Study finds flaws in teacher performance observations

Study finds flaws in teacher performance observations

(Penn.) As the components of teacher evaluations remain under debate among policy makers, a new study suggests the results of classroom observation may hinge more on the students’ capabilities than the teacher’s.

Analysis from the American Institutes for Research and the University of Pennsylvania’s Graduate School of Education found that students’ behavior and prior academic achievement weighs heavily on teacher performance and can skew the results of an evaluation.

“When information about teacher performance does not reflect a teacher’s practice, but rather the students to whom the teacher is assigned, such systems are at risk of misidentifying and mislabeling teacher performance,” reported Rachel Garrett of the American Institutes for Research and Matthew Steinberg from the University of Pennsylvania’s Graduate School of Education.

Classroom observations are a component of every state’s evaluation system in some capacity, according to the Virginia-based Center for Public Education. Many states seeking federal grants or No Child Left Behind waiver exceptions restructured teacher evaluation systems to include student test scores – in effect linking the scores to decisions regarding dismissal, promotion, compensation and professional development.

Prior to the push to include test scores in the evaluation process, studies suggested that teacher evaluation scores across the country were inflated. In Michigan, Florida and Tennessee, approximately 98 percent of new teachers were being rated as effective or better.

Those in support of high-stakes evaluations argued that the system had allowed ineffective teachers to remain in the profession and was a disservice to students. Opponents, including the teachers’ unions, countered calling such evaluations unfair.

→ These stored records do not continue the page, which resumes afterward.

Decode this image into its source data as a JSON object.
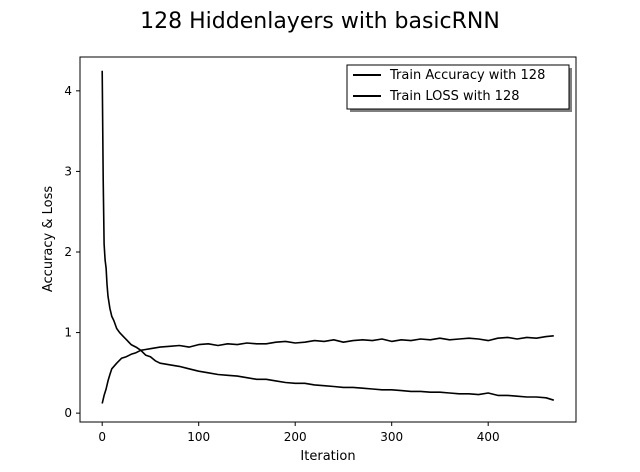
{
  "chart_data": {
    "type": "line",
    "title": "128 Hiddenlayers with basicRNN",
    "xlabel": "Iteration",
    "ylabel": "Accuracy & Loss",
    "xlim": [
      -23,
      491
    ],
    "ylim": [
      -0.11,
      4.42
    ],
    "xticks": [
      0,
      100,
      200,
      300,
      400
    ],
    "yticks": [
      0,
      1,
      2,
      3,
      4
    ],
    "grid": false,
    "legend_position": "top-right",
    "series": [
      {
        "name": "Train Accuracy with 128",
        "color": "#000000",
        "x": [
          0,
          2,
          4,
          6,
          8,
          10,
          15,
          20,
          25,
          30,
          35,
          40,
          45,
          50,
          60,
          70,
          80,
          90,
          100,
          110,
          120,
          130,
          140,
          150,
          160,
          170,
          180,
          190,
          200,
          210,
          220,
          230,
          240,
          250,
          260,
          270,
          280,
          290,
          300,
          310,
          320,
          330,
          340,
          350,
          360,
          370,
          380,
          390,
          400,
          410,
          420,
          430,
          440,
          450,
          460,
          468
        ],
        "y": [
          0.12,
          0.22,
          0.3,
          0.4,
          0.48,
          0.55,
          0.62,
          0.68,
          0.7,
          0.73,
          0.75,
          0.78,
          0.79,
          0.8,
          0.82,
          0.83,
          0.84,
          0.82,
          0.85,
          0.86,
          0.84,
          0.86,
          0.85,
          0.87,
          0.86,
          0.86,
          0.88,
          0.89,
          0.87,
          0.88,
          0.9,
          0.89,
          0.91,
          0.88,
          0.9,
          0.91,
          0.9,
          0.92,
          0.89,
          0.91,
          0.9,
          0.92,
          0.91,
          0.93,
          0.91,
          0.92,
          0.93,
          0.92,
          0.9,
          0.93,
          0.94,
          0.92,
          0.94,
          0.93,
          0.95,
          0.96
        ]
      },
      {
        "name": "Train LOSS with 128",
        "color": "#000000",
        "x": [
          0,
          1,
          2,
          3,
          4,
          5,
          6,
          8,
          10,
          12,
          15,
          18,
          22,
          26,
          30,
          35,
          40,
          45,
          50,
          55,
          60,
          70,
          80,
          90,
          100,
          110,
          120,
          130,
          140,
          150,
          160,
          170,
          180,
          190,
          200,
          210,
          220,
          230,
          240,
          250,
          260,
          270,
          280,
          290,
          300,
          310,
          320,
          330,
          340,
          350,
          360,
          370,
          380,
          390,
          400,
          410,
          420,
          430,
          440,
          450,
          460,
          468
        ],
        "y": [
          4.25,
          2.9,
          2.1,
          1.9,
          1.8,
          1.6,
          1.45,
          1.3,
          1.2,
          1.15,
          1.05,
          1.0,
          0.95,
          0.9,
          0.85,
          0.82,
          0.78,
          0.72,
          0.7,
          0.65,
          0.62,
          0.6,
          0.58,
          0.55,
          0.52,
          0.5,
          0.48,
          0.47,
          0.46,
          0.44,
          0.42,
          0.42,
          0.4,
          0.38,
          0.37,
          0.37,
          0.35,
          0.34,
          0.33,
          0.32,
          0.32,
          0.31,
          0.3,
          0.29,
          0.29,
          0.28,
          0.27,
          0.27,
          0.26,
          0.26,
          0.25,
          0.24,
          0.24,
          0.23,
          0.25,
          0.22,
          0.22,
          0.21,
          0.2,
          0.2,
          0.19,
          0.16
        ]
      }
    ]
  }
}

A number of states, including Michigan, have since taken steps to lessen the impact test scores have on teacher evaluations, often citing factors outside an educator’s control such as problems at home that can affect a student’s academic performance.

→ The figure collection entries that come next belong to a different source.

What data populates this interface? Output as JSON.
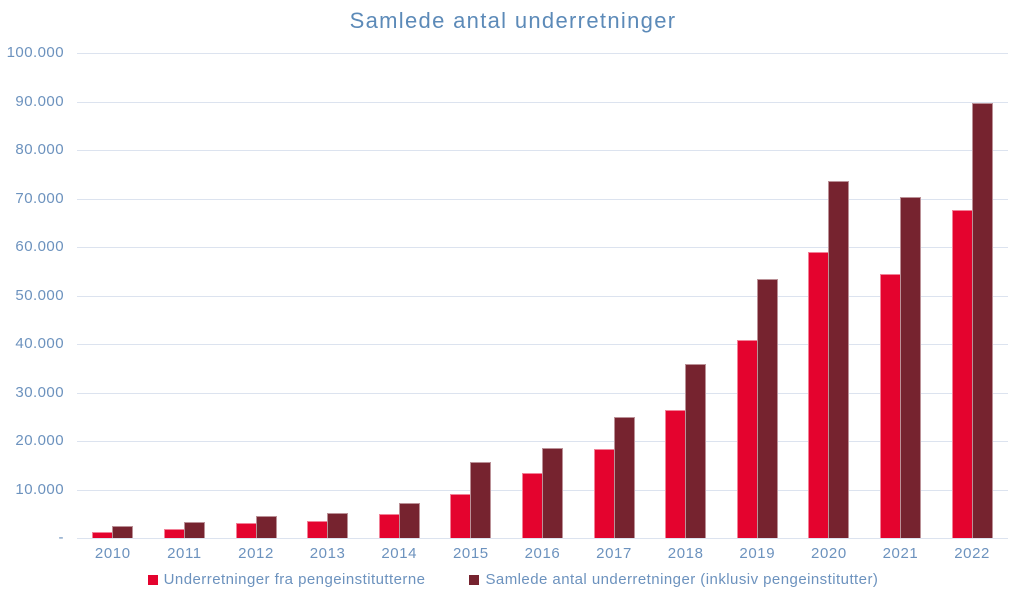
{
  "chart_data": {
    "type": "bar",
    "title": "Samlede antal underretninger",
    "categories": [
      "2010",
      "2011",
      "2012",
      "2013",
      "2014",
      "2015",
      "2016",
      "2017",
      "2018",
      "2019",
      "2020",
      "2021",
      "2022"
    ],
    "series": [
      {
        "name": "Underretninger fra pengeinstitutterne",
        "color": "#E4032E",
        "values": [
          1200,
          1800,
          3000,
          3500,
          5000,
          9100,
          13500,
          18400,
          26400,
          40800,
          59000,
          54400,
          67600
        ]
      },
      {
        "name": "Samlede antal underretninger (inklusiv pengeinstitutter)",
        "color": "#76232F",
        "values": [
          2400,
          3200,
          4500,
          5200,
          7200,
          15700,
          18600,
          25000,
          35800,
          53500,
          73600,
          70400,
          89700
        ]
      }
    ],
    "ylim": [
      0,
      100000
    ],
    "y_ticks": [
      {
        "value": 100000,
        "label": "100.000"
      },
      {
        "value": 90000,
        "label": "90.000"
      },
      {
        "value": 80000,
        "label": "80.000"
      },
      {
        "value": 70000,
        "label": "70.000"
      },
      {
        "value": 60000,
        "label": "60.000"
      },
      {
        "value": 50000,
        "label": "50.000"
      },
      {
        "value": 40000,
        "label": "40.000"
      },
      {
        "value": 30000,
        "label": "30.000"
      },
      {
        "value": 20000,
        "label": "20.000"
      },
      {
        "value": 10000,
        "label": "10.000"
      },
      {
        "value": 0,
        "label": "-"
      }
    ],
    "grid": true,
    "legend_position": "bottom"
  },
  "colors": {
    "title_text": "#5C8AB8",
    "axis_text": "#6C92BE",
    "gridline": "#DCE3EF",
    "background": "#FFFFFF"
  }
}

Yet in this most recent study, published last week in the trade journal Educational Evaluation and Policy Analysis, even the process of classroom observation may be reliant on factors beyond a teacher’s control. Researchers concluded that when teachers were assigned a more engaged class with higher incoming achievement levels, they were more likely to see an increase in their measured performance.

Garrett and Steinberg used data from an earlier two-year Measures of Effective Teaching study that sampled 834 teachers in grades 4 to 9 across six districts in New York, Florida, Texas, Colorado and Tennessee. Researchers in the original study concluded that observation scores would be more reliable when paired with student feed-back and achievement gains.

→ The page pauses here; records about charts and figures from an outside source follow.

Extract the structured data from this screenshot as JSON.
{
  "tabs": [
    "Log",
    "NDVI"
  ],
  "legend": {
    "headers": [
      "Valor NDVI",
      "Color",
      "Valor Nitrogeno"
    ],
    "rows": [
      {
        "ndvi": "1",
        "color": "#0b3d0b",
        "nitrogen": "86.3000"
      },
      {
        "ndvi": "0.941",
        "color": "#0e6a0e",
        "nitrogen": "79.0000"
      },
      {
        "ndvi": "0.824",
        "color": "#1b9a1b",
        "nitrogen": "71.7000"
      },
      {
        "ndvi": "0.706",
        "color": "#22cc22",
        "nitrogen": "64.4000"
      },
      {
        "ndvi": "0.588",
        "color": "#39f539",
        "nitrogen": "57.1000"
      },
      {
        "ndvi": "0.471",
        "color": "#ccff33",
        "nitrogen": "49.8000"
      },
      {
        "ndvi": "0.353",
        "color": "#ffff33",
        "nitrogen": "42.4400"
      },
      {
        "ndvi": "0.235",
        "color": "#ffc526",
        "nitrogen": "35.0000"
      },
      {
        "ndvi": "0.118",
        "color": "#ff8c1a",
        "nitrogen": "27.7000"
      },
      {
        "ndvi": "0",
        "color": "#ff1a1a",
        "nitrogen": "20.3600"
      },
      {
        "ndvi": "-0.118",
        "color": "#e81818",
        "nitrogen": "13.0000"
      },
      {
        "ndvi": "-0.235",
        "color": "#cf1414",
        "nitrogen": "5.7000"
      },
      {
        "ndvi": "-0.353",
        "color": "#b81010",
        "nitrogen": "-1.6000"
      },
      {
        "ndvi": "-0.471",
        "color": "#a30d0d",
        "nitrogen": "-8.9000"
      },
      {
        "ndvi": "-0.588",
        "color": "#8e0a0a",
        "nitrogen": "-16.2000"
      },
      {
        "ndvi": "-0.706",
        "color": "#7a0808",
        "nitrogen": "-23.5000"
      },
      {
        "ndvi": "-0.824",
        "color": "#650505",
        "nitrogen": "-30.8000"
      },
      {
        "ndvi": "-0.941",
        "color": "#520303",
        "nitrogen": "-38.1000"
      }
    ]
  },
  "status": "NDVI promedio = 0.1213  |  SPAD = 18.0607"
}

Going one step further, Garrett and Steinberg concluded teacher performance observations should rely more on specific instructional skills used in the classroom rather than measures such as student participation or class climate, which can be skewed by student behavior.

In order to account for the influence student behavior and ability can have on the different factors included in teacher observation scores, researchers recommend the scores be adjusted based on student demographic characteristics.

“If higher achieving students are more easily instructed, then a teacher’s observation scores will, in part, reflect these easier-to-teach students,” researchers wrote.

Garrett and Steinberg found that math teachers were six times more likely to be highly rated based on classroom observations when assigned students who were the highest achievers the previous year. English language arts teachers were twice as likely to be so rated.

On the flip side, only 18 percent of math teachers assigned the lowest-performing students were rated as effective or better based on observation, as were 37 percent of English teachers.